The Norway or American red pine is native to east-central North America. The tree naturally inhabits the acidic, sandy soils of the northern forest, from Winnipeg, Manitoba eastward to Newfoundland and south to eastern Iowa and northern Pennsylvania. At one time, the Norway pine was an important timber tree across the Great Lakes region, fueling industrialization and settlement in the 19th century.
Size and Habit
The Norway pine is a cone-bearing evergreen tree, more accurately referred to as a conifer, that matures 50 to 110 feet tall. The spread of the canopy varies greatly. In dense forests where overcrowding occurs and trees reach upward for light, the Norway pine canopy may be only 10 to 20 feet wide. If grown in an open field or garden, the tree becomes much broader and fuller, perhaps 50 to 70 feet tall and 20 to 30 feet wide. When young, the tree is a dense and upright oval, but as it ages and grows taller, the branching silhouette opens in the upright oval canopy.
The 5- to 6-inch long, medium-green needles occur in bundles of two on the branch tips. When you bend the brittle needles, they readily snap and break. On younger trees, the bark is scaly and orange-red, the reason this species is referred to as the American red pine. As the tree gets bigger, the bark breaks away in large, scaly plates with a tan-brown color, although hints of orange-red hues still exist. Female cones take two years to mature on the upper branches. They are sienna to golden brown and hang downward on branches.

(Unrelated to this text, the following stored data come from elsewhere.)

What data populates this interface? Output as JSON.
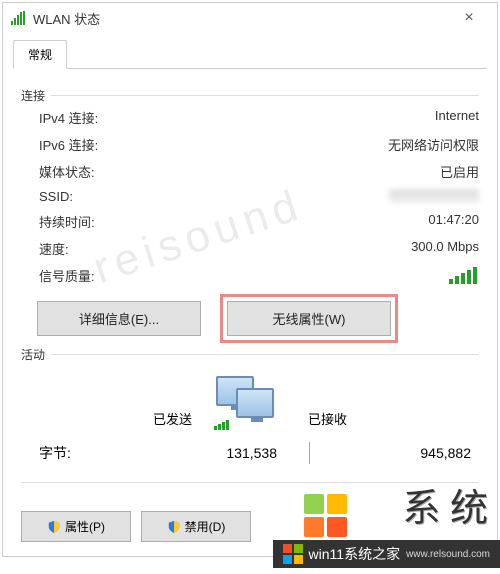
{
  "window": {
    "title": "WLAN 状态",
    "tab_general": "常规"
  },
  "connection": {
    "group": "连接",
    "ipv4_label": "IPv4 连接:",
    "ipv4_value": "Internet",
    "ipv6_label": "IPv6 连接:",
    "ipv6_value": "无网络访问权限",
    "media_label": "媒体状态:",
    "media_value": "已启用",
    "ssid_label": "SSID:",
    "duration_label": "持续时间:",
    "duration_value": "01:47:20",
    "speed_label": "速度:",
    "speed_value": "300.0 Mbps",
    "signal_label": "信号质量:"
  },
  "buttons": {
    "details": "详细信息(E)...",
    "wireless_props": "无线属性(W)"
  },
  "activity": {
    "group": "活动",
    "sent": "已发送",
    "received": "已接收",
    "bytes_label": "字节:",
    "bytes_sent": "131,538",
    "bytes_received": "945,882"
  },
  "footer": {
    "properties": "属性(P)",
    "disable": "禁用(D)"
  },
  "watermarks": {
    "faint": "reisound",
    "strip": "win11系统之家",
    "strip_url": "www.relsound.com",
    "ghost": "系 统"
  }
}
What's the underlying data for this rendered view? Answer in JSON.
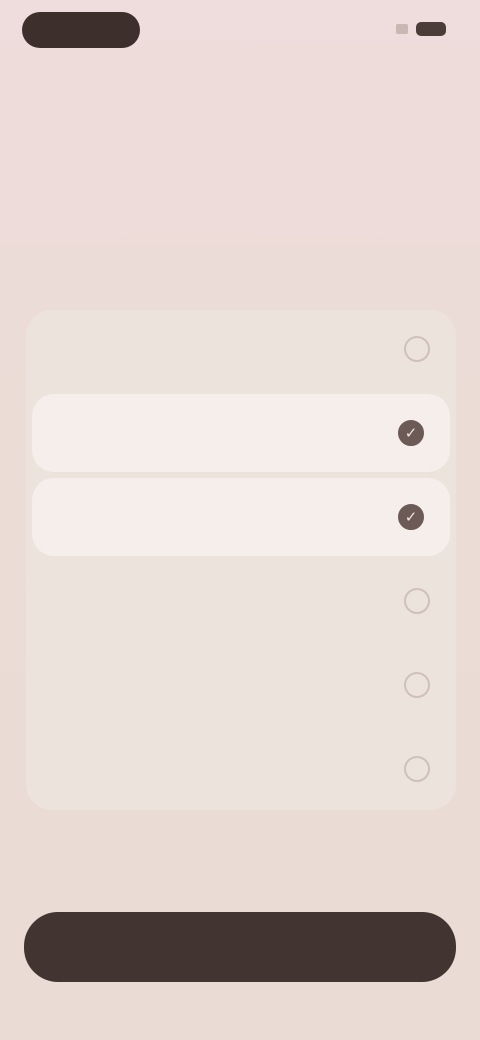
{
  "status_bar": {
    "icons": [
      "signal-icon",
      "battery-icon"
    ]
  },
  "header": {
    "skip_label": ""
  },
  "main": {
    "title": "",
    "subtitle": "",
    "options": [
      {
        "label": "",
        "selected": false
      },
      {
        "label": "",
        "selected": true
      },
      {
        "label": "",
        "selected": true
      },
      {
        "label": "",
        "selected": false
      },
      {
        "label": "",
        "selected": false
      },
      {
        "label": "",
        "selected": false
      }
    ],
    "check_glyph": "✓"
  },
  "footer": {
    "continue_label": ""
  },
  "colors": {
    "background": "#ebdcd6",
    "panel": "#ede3dd",
    "selected_row": "#f5eeeb",
    "primary_button": "#423431",
    "accent_dark": "#6b5a56"
  }
}
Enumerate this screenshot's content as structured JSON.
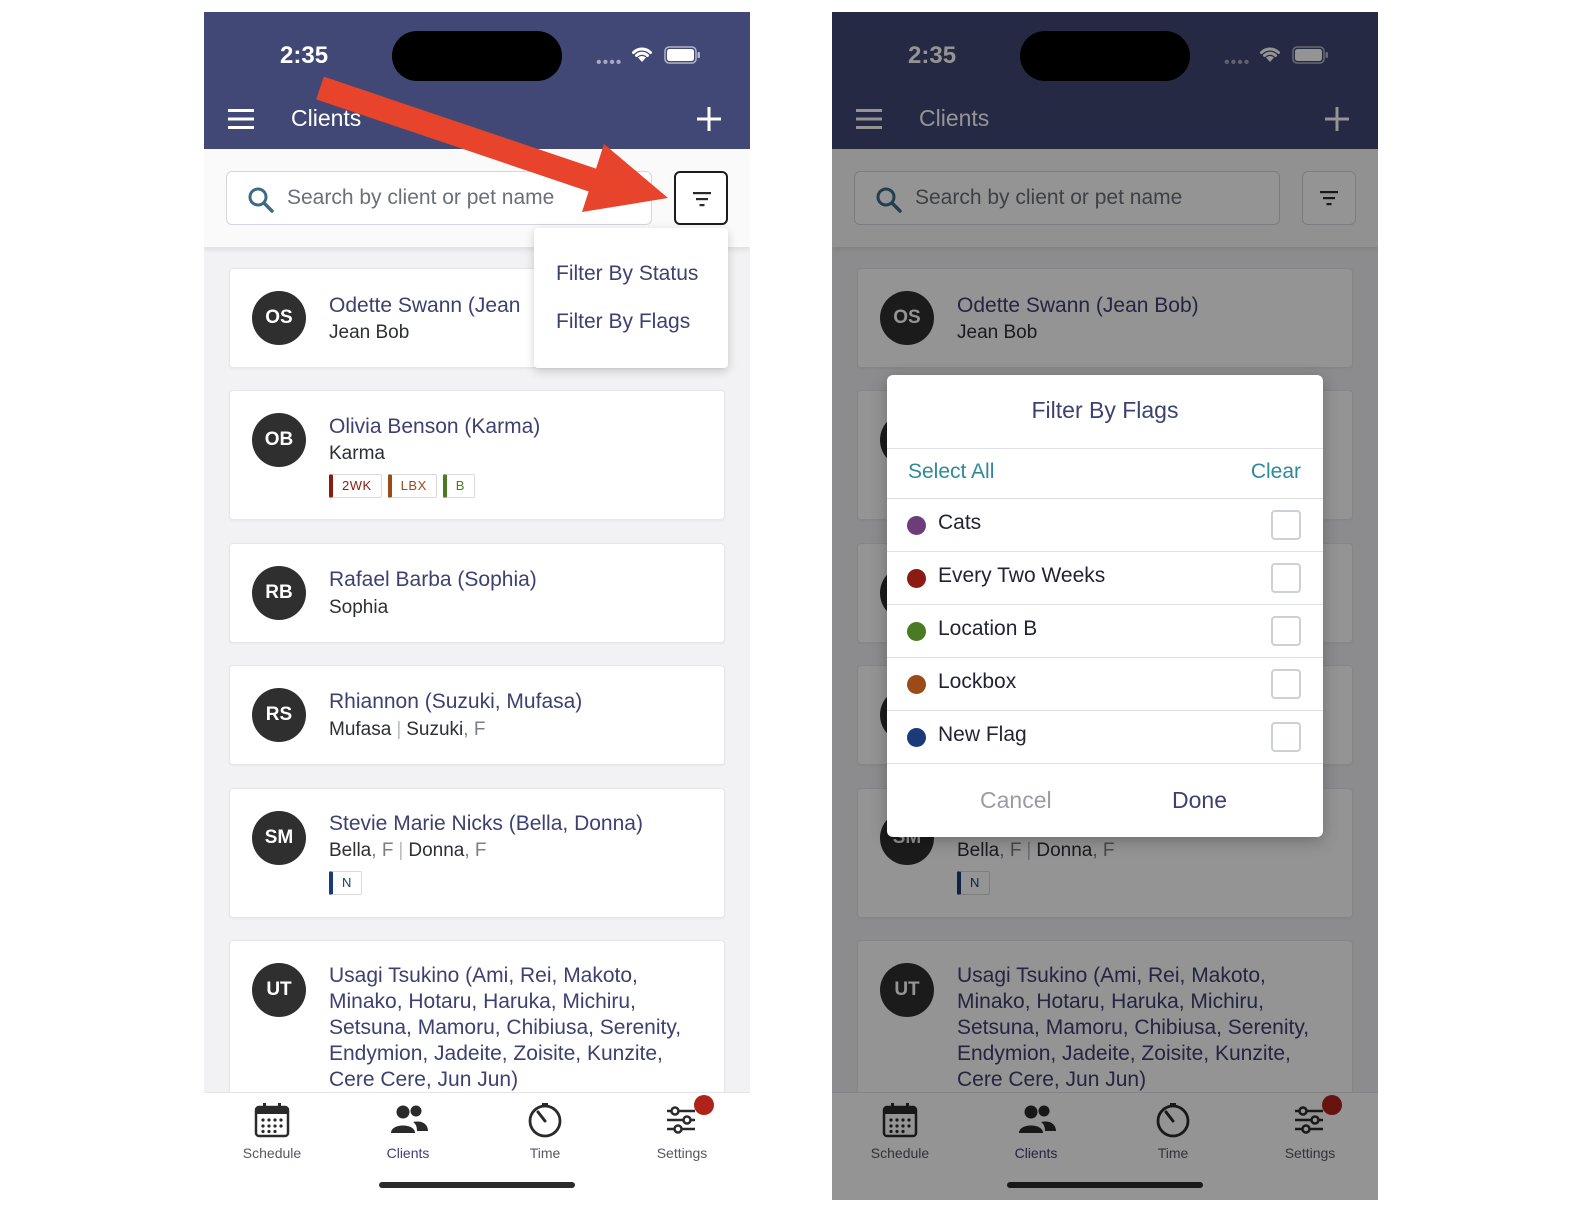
{
  "status": {
    "time": "2:35"
  },
  "header": {
    "title": "Clients"
  },
  "search": {
    "placeholder": "Search by client or pet name"
  },
  "filter_menu": {
    "status": "Filter By Status",
    "flags": "Filter By Flags"
  },
  "clients": [
    {
      "initials": "OS",
      "name": "Odette Swann (Jean Bob)",
      "name_truncated": "Odette Swann (Jean",
      "pets": [
        {
          "name": "Jean Bob"
        }
      ]
    },
    {
      "initials": "OB",
      "name": "Olivia Benson (Karma)",
      "pets": [
        {
          "name": "Karma"
        }
      ],
      "tags": [
        {
          "label": "2WK",
          "color": "#8a1c12"
        },
        {
          "label": "LBX",
          "color": "#9a4b18"
        },
        {
          "label": "B",
          "color": "#4a7a22"
        }
      ]
    },
    {
      "initials": "RB",
      "name": "Rafael Barba (Sophia)",
      "pets": [
        {
          "name": "Sophia"
        }
      ]
    },
    {
      "initials": "RS",
      "name": "Rhiannon (Suzuki, Mufasa)",
      "pets": [
        {
          "name": "Mufasa"
        },
        {
          "name": "Suzuki",
          "sex": "F"
        }
      ]
    },
    {
      "initials": "SM",
      "name": "Stevie Marie Nicks (Bella, Donna)",
      "pets": [
        {
          "name": "Bella",
          "sex": "F"
        },
        {
          "name": "Donna",
          "sex": "F"
        }
      ],
      "tags": [
        {
          "label": "N",
          "color": "#1a3a7a"
        }
      ]
    },
    {
      "initials": "UT",
      "name": "Usagi Tsukino (Ami, Rei, Makoto, Minako, Hotaru, Haruka, Michiru, Setsuna, Mamoru, Chibiusa, Serenity, Endymion, Jadeite, Zoisite, Kunzite, Cere Cere, Jun Jun)"
    }
  ],
  "tabbar": {
    "schedule": "Schedule",
    "clients": "Clients",
    "time": "Time",
    "settings": "Settings"
  },
  "modal": {
    "title": "Filter By Flags",
    "select_all": "Select All",
    "clear": "Clear",
    "flags": [
      {
        "label": "Cats",
        "color": "#6d3d7a",
        "checked": false
      },
      {
        "label": "Every Two Weeks",
        "color": "#8a1c12",
        "checked": false
      },
      {
        "label": "Location B",
        "color": "#4a7a22",
        "checked": false
      },
      {
        "label": "Lockbox",
        "color": "#9a4b18",
        "checked": false
      },
      {
        "label": "New Flag",
        "color": "#1a3a7a",
        "checked": false
      }
    ],
    "cancel": "Cancel",
    "done": "Done"
  },
  "colors": {
    "header": "#414876",
    "accent_text": "#3d4170",
    "teal": "#2e8a99",
    "annotation_arrow": "#e8432b",
    "badge": "#b02318"
  }
}
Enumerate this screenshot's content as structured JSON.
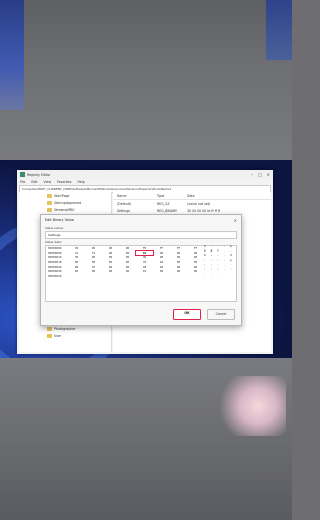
{
  "regedit": {
    "title": "Registry Editor",
    "menu": [
      "File",
      "Edit",
      "View",
      "Favorites",
      "Help"
    ],
    "address": "Computer\\HKEY_CURRENT_USER\\Software\\Microsoft\\Windows\\CurrentVersion\\Explorer\\StuckRects3",
    "tree": [
      "StartPage",
      "StartupApproved",
      "StreamsMRU",
      "",
      "",
      "",
      "",
      "",
      "",
      "",
      "",
      "",
      "",
      "",
      "",
      "",
      "",
      "",
      "",
      "Photographer",
      "User"
    ],
    "columns": [
      "Name",
      "Type",
      "Data"
    ],
    "rows": [
      {
        "name": "(Default)",
        "type": "REG_SZ",
        "data": "(value not set)"
      },
      {
        "name": "Settings",
        "type": "REG_BINARY",
        "data": "30 00 00 00 fe ff ff ff"
      }
    ]
  },
  "dialog": {
    "title": "Edit Binary Value",
    "value_name_label": "Value name:",
    "value_name": "Settings",
    "value_data_label": "Value data:",
    "hex_rows": [
      {
        "addr": "00000000",
        "bytes": [
          "30",
          "00",
          "00",
          "00",
          "FE",
          "FF",
          "FF",
          "FF"
        ],
        "ascii": "0 . . . þ ÿ ÿ ÿ"
      },
      {
        "addr": "00000008",
        "bytes": [
          "7A",
          "F4",
          "00",
          "00",
          "01",
          "00",
          "00",
          "00"
        ],
        "ascii": "z ô . . . . . ."
      },
      {
        "addr": "00000010",
        "bytes": [
          "30",
          "00",
          "00",
          "00",
          "30",
          "00",
          "00",
          "00"
        ],
        "ascii": "0 . . . 0 . . ."
      },
      {
        "addr": "00000018",
        "bytes": [
          "00",
          "00",
          "00",
          "00",
          "70",
          "04",
          "00",
          "00"
        ],
        "ascii": ". . . . p . . ."
      },
      {
        "addr": "00000020",
        "bytes": [
          "80",
          "07",
          "00",
          "00",
          "A8",
          "04",
          "00",
          "00"
        ],
        "ascii": ". . . . ¨ . . ."
      },
      {
        "addr": "00000028",
        "bytes": [
          "60",
          "00",
          "00",
          "00",
          "01",
          "00",
          "00",
          "00"
        ],
        "ascii": "` . . . . . . ."
      },
      {
        "addr": "00000030",
        "bytes": [
          "",
          "",
          "",
          "",
          "",
          "",
          "",
          ""
        ],
        "ascii": ""
      }
    ],
    "selected_byte": {
      "row": 1,
      "col": 4
    },
    "ok_label": "OK",
    "cancel_label": "Cancel"
  }
}
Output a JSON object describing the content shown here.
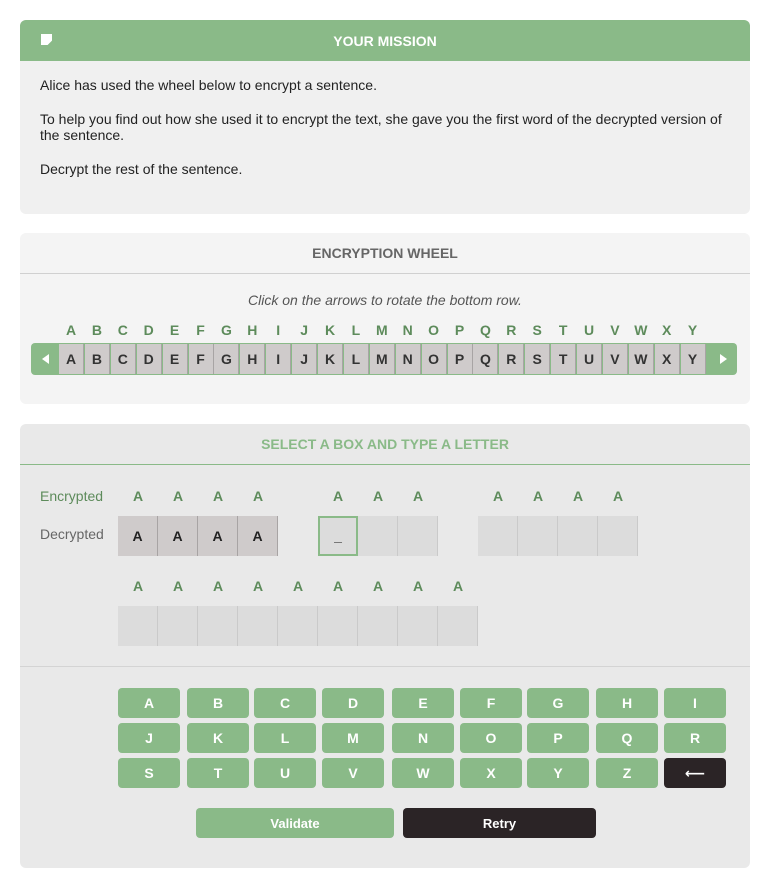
{
  "mission": {
    "title": "YOUR MISSION",
    "p1": "Alice has used the wheel below to encrypt a sentence.",
    "p2": "To help you find out how she used it to encrypt the text, she gave you the first word of the decrypted version of the sentence.",
    "p3": "Decrypt the rest of the sentence."
  },
  "wheel": {
    "title": "ENCRYPTION WHEEL",
    "hint": "Click on the arrows to rotate the bottom row.",
    "top_row": [
      "A",
      "B",
      "C",
      "D",
      "E",
      "F",
      "G",
      "H",
      "I",
      "J",
      "K",
      "L",
      "M",
      "N",
      "O",
      "P",
      "Q",
      "R",
      "S",
      "T",
      "U",
      "V",
      "W",
      "X",
      "Y"
    ],
    "bottom_row": [
      "A",
      "B",
      "C",
      "D",
      "E",
      "F",
      "G",
      "H",
      "I",
      "J",
      "K",
      "L",
      "M",
      "N",
      "O",
      "P",
      "Q",
      "R",
      "S",
      "T",
      "U",
      "V",
      "W",
      "X",
      "Y"
    ]
  },
  "select": {
    "title": "SELECT A BOX AND TYPE A LETTER",
    "encrypted_label": "Encrypted",
    "decrypted_label": "Decrypted",
    "words": [
      {
        "encrypted": [
          "A",
          "A",
          "A",
          "A"
        ],
        "decrypted": [
          "A",
          "A",
          "A",
          "A"
        ]
      },
      {
        "encrypted": [
          "A",
          "A",
          "A"
        ],
        "decrypted": [
          "_",
          "",
          ""
        ]
      },
      {
        "encrypted": [
          "A",
          "A",
          "A",
          "A"
        ],
        "decrypted": [
          "",
          "",
          "",
          ""
        ]
      },
      {
        "encrypted": [
          "A",
          "A",
          "A",
          "A",
          "A",
          "A",
          "A",
          "A",
          "A"
        ],
        "decrypted": [
          "",
          "",
          "",
          "",
          "",
          "",
          "",
          "",
          ""
        ]
      }
    ],
    "keys": [
      "A",
      "B",
      "C",
      "D",
      "E",
      "F",
      "G",
      "H",
      "I",
      "J",
      "K",
      "L",
      "M",
      "N",
      "O",
      "P",
      "Q",
      "R",
      "S",
      "T",
      "U",
      "V",
      "W",
      "X",
      "Y",
      "Z",
      "⟵"
    ],
    "validate_label": "Validate",
    "retry_label": "Retry"
  },
  "colors": {
    "accent_green": "#8aba88",
    "dark_green": "#5d8b5b",
    "dark_button": "#2b2426"
  },
  "icons": [
    "note-icon",
    "arrow-left-icon",
    "arrow-right-icon",
    "backspace-icon"
  ]
}
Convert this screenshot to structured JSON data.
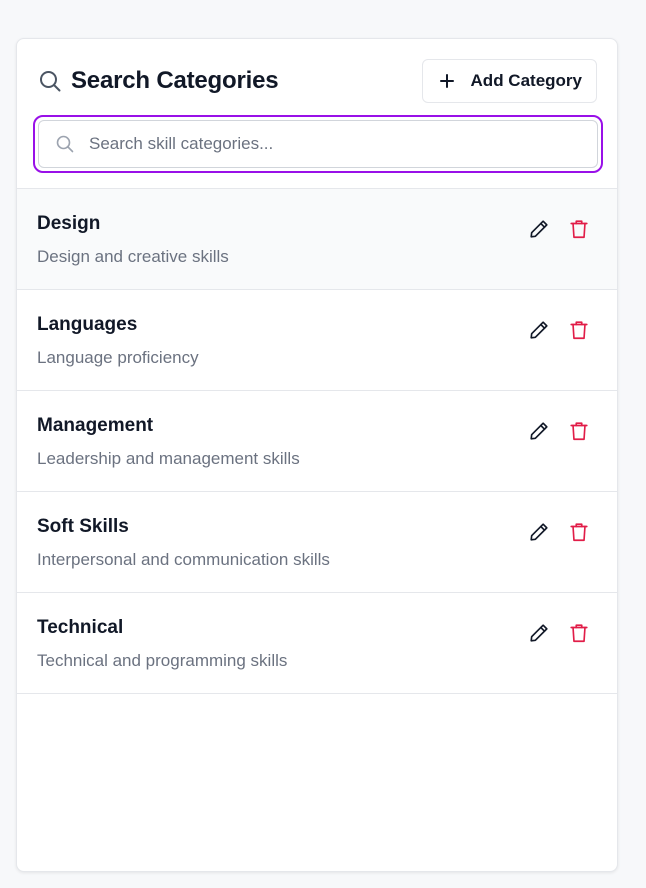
{
  "header": {
    "title": "Search Categories",
    "add_button_label": "Add Category"
  },
  "search": {
    "placeholder": "Search skill categories...",
    "value": ""
  },
  "colors": {
    "focus_ring": "#9910e8",
    "delete": "#e11d48",
    "text_primary": "#111827",
    "text_secondary": "#6b7280"
  },
  "categories": [
    {
      "name": "Design",
      "description": "Design and creative skills"
    },
    {
      "name": "Languages",
      "description": "Language proficiency"
    },
    {
      "name": "Management",
      "description": "Leadership and management skills"
    },
    {
      "name": "Soft Skills",
      "description": "Interpersonal and communication skills"
    },
    {
      "name": "Technical",
      "description": "Technical and programming skills"
    }
  ],
  "icons": {
    "title": "search-icon",
    "add": "plus-icon",
    "search": "search-icon",
    "edit": "pencil-icon",
    "delete": "trash-icon"
  }
}
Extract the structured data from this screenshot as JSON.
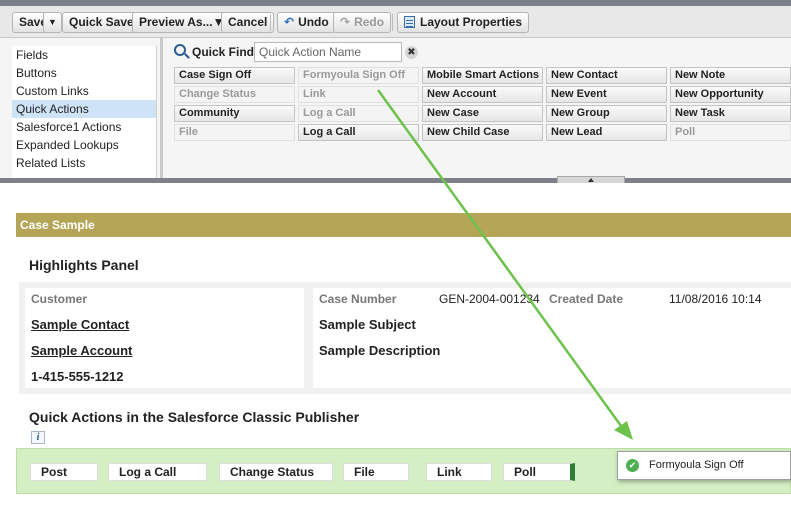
{
  "toolbar": {
    "save": "Save",
    "save_menu": "▼",
    "quick_save": "Quick Save",
    "preview_as": "Preview As...▼",
    "cancel": "Cancel",
    "undo": "Undo",
    "redo": "Redo",
    "layout_properties": "Layout Properties"
  },
  "palette": {
    "categories": [
      {
        "label": "Fields"
      },
      {
        "label": "Buttons"
      },
      {
        "label": "Custom Links"
      },
      {
        "label": "Quick Actions",
        "selected": true
      },
      {
        "label": "Salesforce1 Actions"
      },
      {
        "label": "Expanded Lookups"
      },
      {
        "label": "Related Lists"
      }
    ],
    "quick_find_label": "Quick Find",
    "quick_find_placeholder": "Quick Action Name",
    "clear_glyph": "✖",
    "actions": [
      [
        "Case Sign Off",
        "Formyoula Sign Off",
        "Mobile Smart Actions",
        "New Contact",
        "New Note"
      ],
      [
        "Change Status",
        "Link",
        "New Account",
        "New Event",
        "New Opportunity"
      ],
      [
        "Community",
        "Log a Call",
        "New Case",
        "New Group",
        "New Task"
      ],
      [
        "File",
        "Log a Call",
        "New Child Case",
        "New Lead",
        "Poll"
      ]
    ],
    "used_actions": [
      [
        false,
        true,
        false,
        false,
        false
      ],
      [
        true,
        true,
        false,
        false,
        false
      ],
      [
        false,
        true,
        false,
        false,
        false
      ],
      [
        true,
        false,
        false,
        false,
        true
      ]
    ]
  },
  "layout": {
    "section_title": "Case Sample",
    "highlights_title": "Highlights Panel",
    "left_fields": {
      "customer_label": "Customer",
      "contact": "Sample Contact",
      "account": "Sample Account",
      "phone": "1-415-555-1212"
    },
    "right_fields": {
      "case_number_label": "Case Number",
      "case_number_value": "GEN-2004-001234",
      "created_date_label": "Created Date",
      "created_date_value": "11/08/2016 10:14",
      "subject": "Sample Subject",
      "description": "Sample Description"
    },
    "publisher_title": "Quick Actions in the Salesforce Classic Publisher",
    "info_glyph": "i",
    "publisher_actions": [
      "Post",
      "Log a Call",
      "Change Status",
      "File",
      "Link",
      "Poll"
    ]
  },
  "drag_tooltip": {
    "label": "Formyoula Sign Off",
    "check_glyph": "✔"
  },
  "colors": {
    "section_bar": "#b5a556",
    "publisher_bg": "#d5efc4",
    "arrow": "#6cc24a",
    "selected_category": "#cfe3f6"
  }
}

American woody plant expert Michael Dirr considers the Norway pine aesthetically inferior to many other pines for use in gardens. However, this pine is excellent for use in groves or windbreaks in cold-winter regions. Grow the tree in full to partial sun in any acidic- to neutral-pH soil that is moderately to slightly fertile and well-drained. Sandy and gravelly loam soils are excellent. The pine is tolerant of cold in U.S. Department of Agriculture plant hardiness zones 2 through 5b.